Note: For the last two rows, duplicate transcript IDs were removed (some transcript IDs mapped to multiple genes within a single BLAST). The transcript ID with the higher e-value was retained

As a quick initial scan, this…is pretty good!! Definitely a good guide to which genes are likely Hematodinium and which are C. bairdi. However, it has a downside - it exclusively examines differentially-expressed genes. After considering some whole-transcriptome alternatives, we made a discovery - as of January 2021, someone has uploaded a fairly complete Chionoecetes opilio genome to the NCBI database - complete with a separate file of presumed protein sequences! We also located a full genome of a relatively-close species to Hematodinium - Amoebophrya sp., a dinoflagellate that parasitizes other dinoflagellates. Therefore, our next steps are as follows:

  1. BLASTx of transcriptome 2.0 against the protein sequences from the C. opilio genome downloaded from NCBI

  2. BLASTn of transcriptome 2.0 against the Amoebophrya sp. genome downloaded from NCBI

  3. Use those two BLAST results to determine which genes are Hematodinium in origin and which are C. bairdi for all of Transcriptome 2.0

  4. When time allows, BLAST all of Transcriptome 2.0 against the whole NCBI database with a taxonomy filter (run this on Mox).
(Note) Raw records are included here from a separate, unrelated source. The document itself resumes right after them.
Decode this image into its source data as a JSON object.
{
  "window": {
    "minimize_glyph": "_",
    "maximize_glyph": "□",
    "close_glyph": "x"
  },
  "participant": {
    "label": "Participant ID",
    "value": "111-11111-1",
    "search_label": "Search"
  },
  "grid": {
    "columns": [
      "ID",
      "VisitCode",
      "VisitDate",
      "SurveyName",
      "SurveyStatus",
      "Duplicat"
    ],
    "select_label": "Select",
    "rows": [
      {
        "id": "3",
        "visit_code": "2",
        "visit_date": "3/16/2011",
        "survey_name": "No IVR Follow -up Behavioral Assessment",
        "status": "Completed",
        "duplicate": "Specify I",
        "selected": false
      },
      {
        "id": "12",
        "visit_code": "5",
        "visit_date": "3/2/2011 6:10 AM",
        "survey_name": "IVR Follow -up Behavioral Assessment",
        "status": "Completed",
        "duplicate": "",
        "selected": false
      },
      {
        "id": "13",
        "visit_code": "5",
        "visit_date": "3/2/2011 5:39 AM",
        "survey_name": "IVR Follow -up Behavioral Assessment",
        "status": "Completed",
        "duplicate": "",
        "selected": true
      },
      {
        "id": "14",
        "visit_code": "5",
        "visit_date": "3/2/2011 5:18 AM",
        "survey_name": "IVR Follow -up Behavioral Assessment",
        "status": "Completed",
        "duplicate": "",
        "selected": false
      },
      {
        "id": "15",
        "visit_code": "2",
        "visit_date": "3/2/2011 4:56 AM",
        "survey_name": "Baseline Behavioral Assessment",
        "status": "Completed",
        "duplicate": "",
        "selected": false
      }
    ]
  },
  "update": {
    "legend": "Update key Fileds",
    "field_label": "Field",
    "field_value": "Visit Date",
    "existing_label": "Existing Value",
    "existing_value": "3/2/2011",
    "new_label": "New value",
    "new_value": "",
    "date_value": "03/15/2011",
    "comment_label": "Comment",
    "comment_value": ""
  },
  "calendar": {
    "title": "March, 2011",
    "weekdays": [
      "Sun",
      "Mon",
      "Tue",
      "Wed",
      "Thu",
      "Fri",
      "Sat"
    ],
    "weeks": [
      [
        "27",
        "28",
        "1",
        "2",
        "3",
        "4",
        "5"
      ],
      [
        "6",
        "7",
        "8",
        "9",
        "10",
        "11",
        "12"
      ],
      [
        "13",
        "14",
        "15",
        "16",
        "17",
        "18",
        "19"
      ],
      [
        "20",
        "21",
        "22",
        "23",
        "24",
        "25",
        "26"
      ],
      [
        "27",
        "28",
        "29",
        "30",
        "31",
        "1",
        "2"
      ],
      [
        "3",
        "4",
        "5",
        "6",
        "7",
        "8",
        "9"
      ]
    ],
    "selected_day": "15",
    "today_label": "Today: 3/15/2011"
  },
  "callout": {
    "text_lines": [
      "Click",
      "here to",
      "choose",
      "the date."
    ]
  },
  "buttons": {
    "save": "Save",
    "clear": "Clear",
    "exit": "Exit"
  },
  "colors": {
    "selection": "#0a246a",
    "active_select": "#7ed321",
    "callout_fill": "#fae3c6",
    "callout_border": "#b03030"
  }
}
  5. Potential alternative step if needed: Take all C. bairdi libraries of uninfected crab, and assemble a C. bairdi transcriptome. Use that to determine which sequences are Hematodinium and which are C. bairdi.

Steps 1-2 have already been completed - a script for those, including all data locations, is available here! The slurm scripts are currently running on Mox. Once they’re complete, time to move on to Step 3!